Zgodnie z art. 100 ustawy o pomocy społecznej, informacje o osobach otrzymujących tę pomoc, wraz z jej wysokością stanowią tajemnicę. Zatem zarówno wójt, jak i ośrodek pomocy społecznej muszą wskazać podstawę prawną upoważniającą do pozyskania i udostępnienia danych osobowych, aby nie narazić się na zarzut naruszenia prawa.
Wskazać też należy, że kluczową kwestią jest ustalenie, kto jest administratorem żądanych danych osobowych. W tym przypadku jest nim najprawdopodobniej gminny ośrodek pomocy społecznej, jako wykonujący zadania pomocy społecznej (art. 110 ustawy o pomocy społecznej), a nie wójt.
Chyba że w danej gminie ze względów organizacyjnych (finansowych) nie zostanie powołany odrębny podmiot – gminny ośrodek pomocy społecznej, a zadania wykonywać będzie organ gminy. Skoro zatem ośrodek pełni rolę administratora danych, zobowiązany jest do przestrzegania wszystkich zasad wynikających z ustawy o ochronie danych osobowych. Jedną z nich jest zasada legalizmu polegająca na wymogu istnienia podstaw do przetwarzania danych osobowych.
Ustawa o ochronie danych osobowych wymaga bowiem, aby udostępnienie czy pozyskiwanie, które są jednymi z form przetwarzania danych osobowych, opierało się na jednej z wymienionych w jej przepisach przesłanek, stanowiącej o legalności takiego działania.
Ponieważ w tej konkretnej sytuacji mamy do czynienia z instytucjami publicznymi, tylko przepis prawa może być jedynym możliwym do spełnienia warunkiem udostępnienia lub pozyskania danych osobowych. Zgodnie bowiem z art. 7 Konstytucji RP, organy władzy publicznej mogą działać jedynie na podstawie i w granicach obowiązującego prawa.
Dodatkowo warto zaznaczyć, że zgodnie z ustawą o dodatkach mieszkaniowych istnieje możliwość weryfikacji przez wójta statusu majątkowego osoby wnioskującej o taki dodatek.
Art. 7 tej ustawy wskazuje bowiem, że dodatek mieszkaniowy przyznaje, na wniosek osoby uprawnionej do dodatku mieszkaniowego, wójt, burmistrz lub prezydent miasta, w drodze decyzji administracyjnej. Do wniosku dołącza się deklarację o dochodach gospodarstwa domowego za okres 3 miesięcy kalendarzowych poprzedzających dzień złożenia wniosku oraz inne niezbędne dokumenty.

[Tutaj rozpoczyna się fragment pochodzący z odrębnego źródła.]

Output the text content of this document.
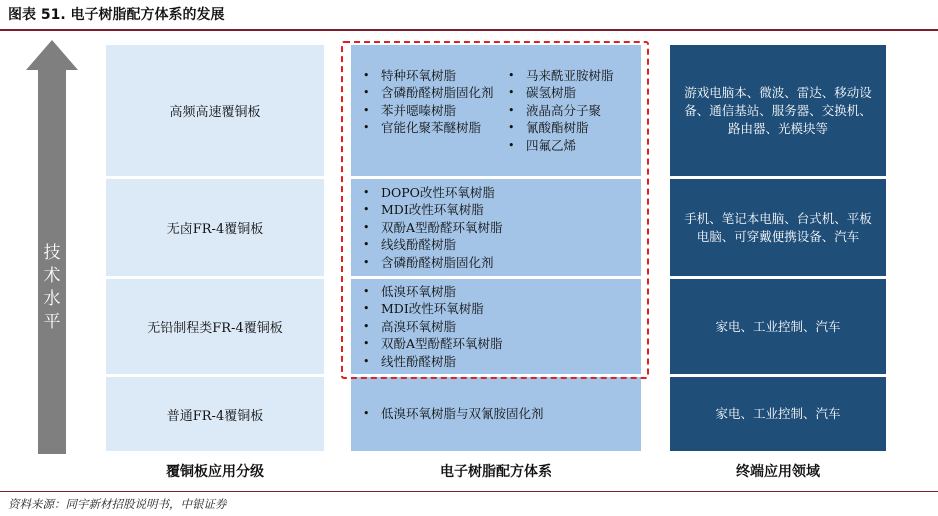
图表 51. 电子树脂配方体系的发展
技
术
水
平
高频高速覆铜板
无卤FR-4覆铜板
无铅制程类FR-4覆铜板
普通FR-4覆铜板
• 特种环氧树脂
• 含磷酚醛树脂固化剂
• 苯并噁嗪树脂
• 官能化聚苯醚树脂
• 马来酰亚胺树脂
• 碳氢树脂
• 液晶高分子聚
• 氰酸酯树脂
• 四氟乙烯
• DOPO改性环氧树脂
• MDI改性环氧树脂
• 双酚A型酚醛环氧树脂
• 线线酚醛树脂
• 含磷酚醛树脂固化剂
• 低溴环氧树脂
• MDI改性环氧树脂
• 高溴环氧树脂
• 双酚A型酚醛环氧树脂
• 线性酚醛树脂
• 低溴环氧树脂与双氰胺固化剂
游戏电脑本、微波、雷达、移动设备、通信基站、服务器、交换机、路由器、光模块等
手机、笔记本电脑、台式机、平板电脑、可穿戴便携设备、汽车
家电、工业控制、汽车
家电、工业控制、汽车
覆铜板应用分级	电子树脂配方体系	终端应用领域
资料来源：同宇新材招股说明书，中银证券
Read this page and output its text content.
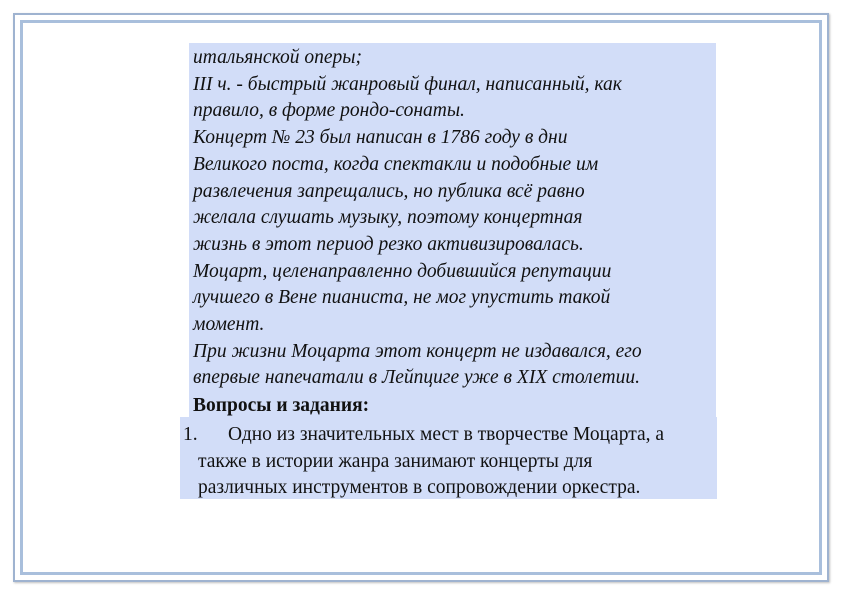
итальянской оперы;
III ч. - быстрый жанровый финал, написанный, как
правило, в форме рондо-сонаты.
Концерт № 23 был написан в 1786 году в дни
Великого поста, когда спектакли и подобные им
развлечения запрещались, но публика всё равно
желала слушать музыку, поэтому концертная
жизнь в этот период резко активизировалась.
Моцарт, целенаправленно добившийся репутации
лучшего в Вене пианиста, не мог упустить такой
момент.
При жизни Моцарта этот концерт не издавался, его
впервые напечатали в Лейпциге уже в XIX столетии.
Вопросы и задания:
1. Одно из значительных мест в творчестве Моцарта, а
также в истории жанра занимают концерты для
различных инструментов в сопровождении оркестра.
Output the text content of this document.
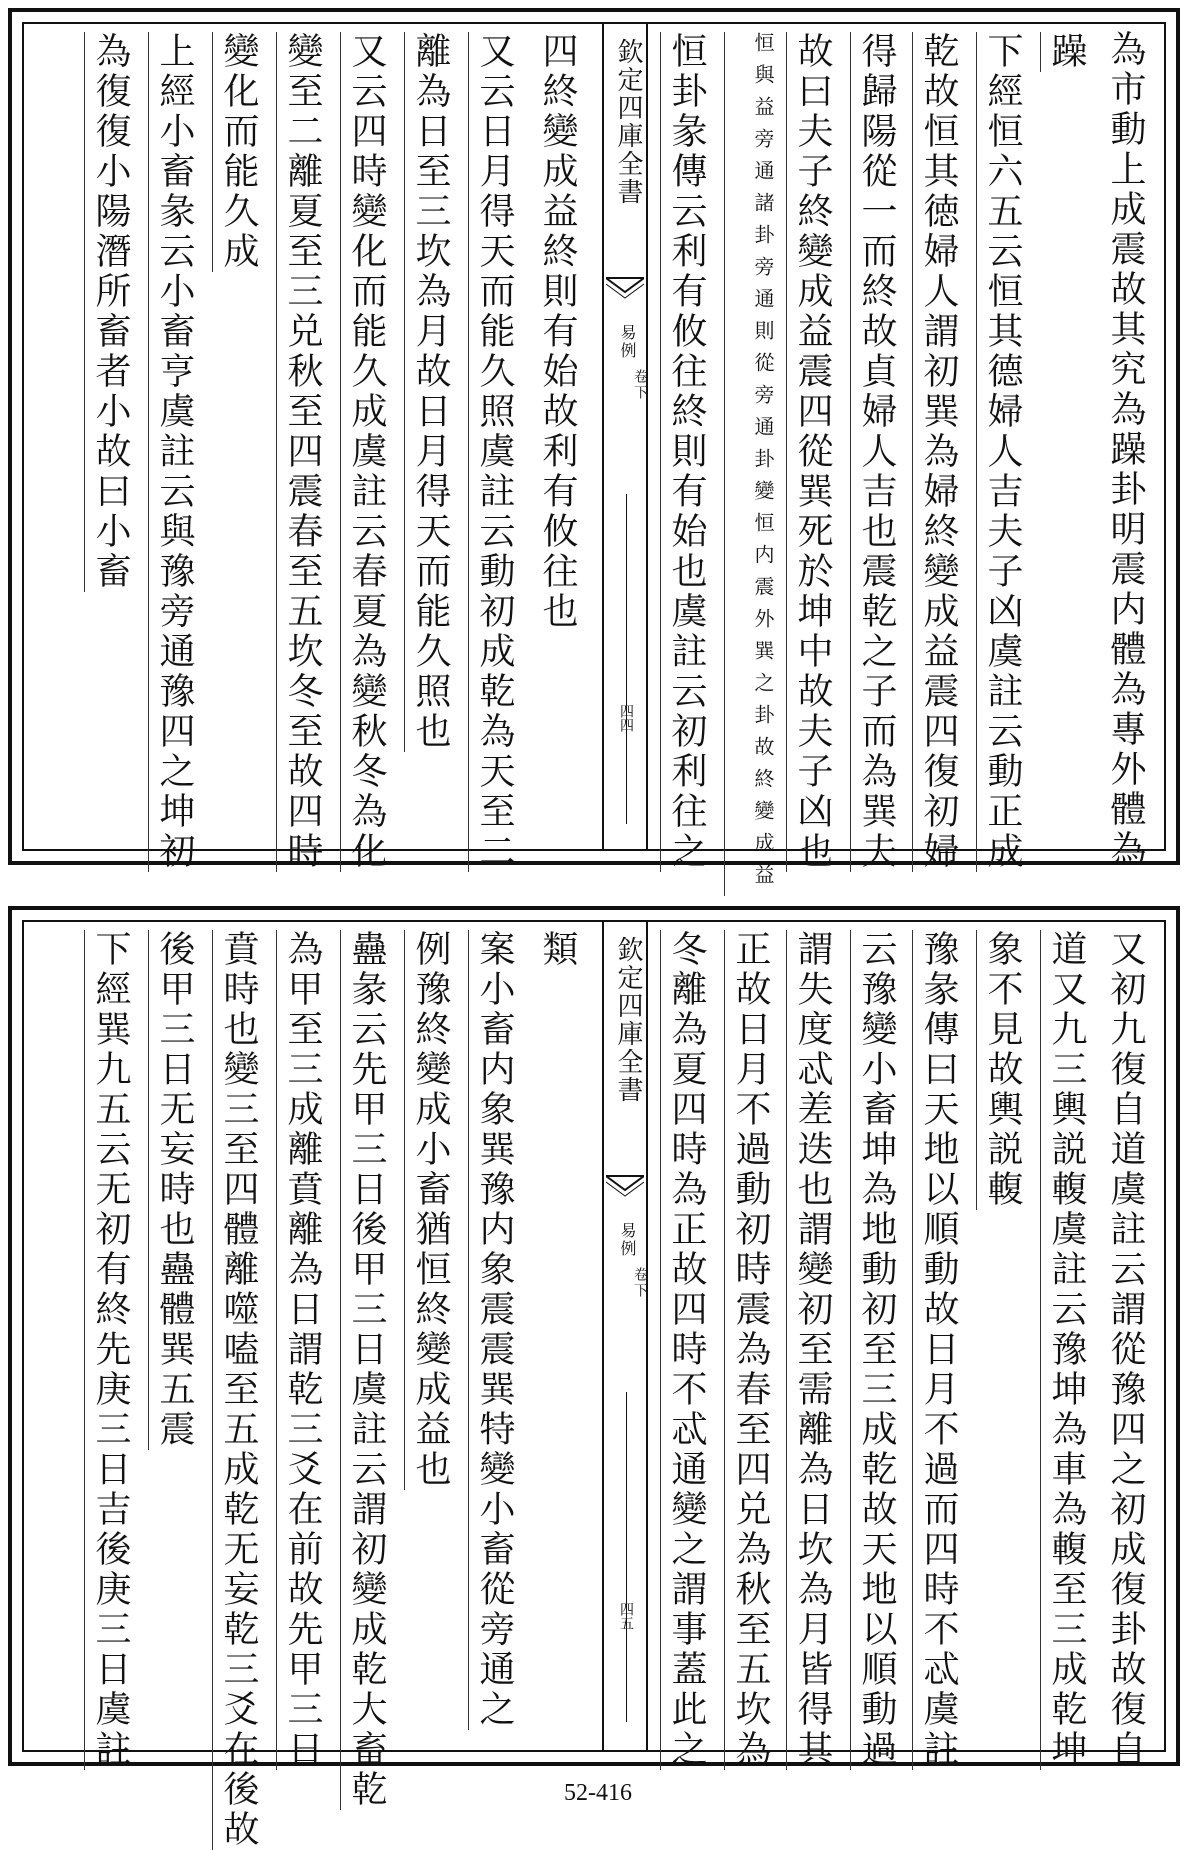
為市動上成震故其究為躁卦明震内體為專外體為
躁
下經恒六五云恒其德婦人吉夫子凶虞註云動正成
乾故恒其徳婦人謂初巽為婦終變成益震四復初婦
得歸陽從一而終故貞婦人吉也震乾之子而為巽夫
故曰夫子終變成益震四從巽死於坤中故夫子凶也
恒與益旁通諸卦旁通則從旁通卦變恒内震外巽之卦故終變成益
恒卦彖傳云利有攸往終則有始也虞註云初利往之
欽定四庫全書
易例
卷下
四四
四終變成益終則有始故利有攸往也
又云日月得天而能久照虞註云動初成乾為天至二
離為日至三坎為月故日月得天而能久照也
又云四時變化而能久成虞註云春夏為變秋冬為化
變至二離夏至三兑秋至四震春至五坎冬至故四時
變化而能久成
上經小畜彖云小畜亨虞註云與豫旁通豫四之坤初
為復復小陽潛所畜者小故曰小畜
又初九復自道虞註云謂從豫四之初成復卦故復自
道又九三輿説輹虞註云豫坤為車為輹至三成乾坤
象不見故輿説輹
豫彖傳曰天地以順動故日月不過而四時不忒虞註
云豫變小畜坤為地動初至三成乾故天地以順動過
謂失度忒差迭也謂變初至需離為日坎為月皆得其
正故日月不過動初時震為春至四兑為秋至五坎為
冬離為夏四時為正故四時不忒通變之謂事蓋此之
欽定四庫全書
易例
卷下
四五
類
案小畜内象巽豫内象震震巽特變小畜從旁通之
例豫終變成小畜猶恒終變成益也
蠱彖云先甲三日後甲三日虞註云謂初變成乾大畜乾
為甲至三成離賁離為日謂乾三爻在前故先甲三日
賁時也變三至四體離噬嗑至五成乾无妄乾三爻在後故
後甲三日无妄時也蠱體巽五震
下經巽九五云无初有終先庚三日吉後庚三日虞註
52-416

Ustęp 4 art. 7 stanowi zaś, że upoważniony przez organ, o którym mowa w ust. 1 (wójt, burmistrz lub prezydent miasta), pracownik przeprowadzający wywiad środowiskowy może żądać od wnioskodawcy i innych członków gospodarstwa domowego złożenia, pod rygorem odpowiedzialności karnej, oświadczenia o stanie majątkowym, zawierającego w szczególności dane dotyczące posiadanych:
1) ruchomości i nieruchomości;
2) zasobów pieniężnych.
Odmowa złożenia oświadczenia stanowi podstawę do wydania decyzji o odmowie przyznania dodatku mieszkaniowego.
Zgodnie zaś z ust. 4a powołanego przepisu, przed złożeniem oświadczenia, o którym mowa w ust. 4, pracownik przeprowadzający wywiad środowiskowy poucza składającego oświadczenie o odpowiedzialności karnej za złożenie fałszywego oświadczenia.
Z tego wynika, że informacje o statusie majątkowym klientów ośrodka pomocy społecznej można pozyskać bezpośrednio od tych osób, dlatego powstaje pytanie, dlaczego i na jakiej podstawie prawnej zastępca wójta prosi o to ośrodek pomocy społecznej?
Inną sprawą jest kwestia kierowanej prośby w formie ustnej, a nie pisemnej. O ile więc przepisy nie przewidują obowiązku wystąpienia z pytaniem o dane osobowe wnioskowo, to należy dołożyć szczególnej staranności przy udostępnianiu przez telefon. Trzeba bowiem mieć na względzie obowiązek należytego zabezpieczenia danych podczas ich przekazywania, aby nie dostały się w ręce osób nieuprawnionych.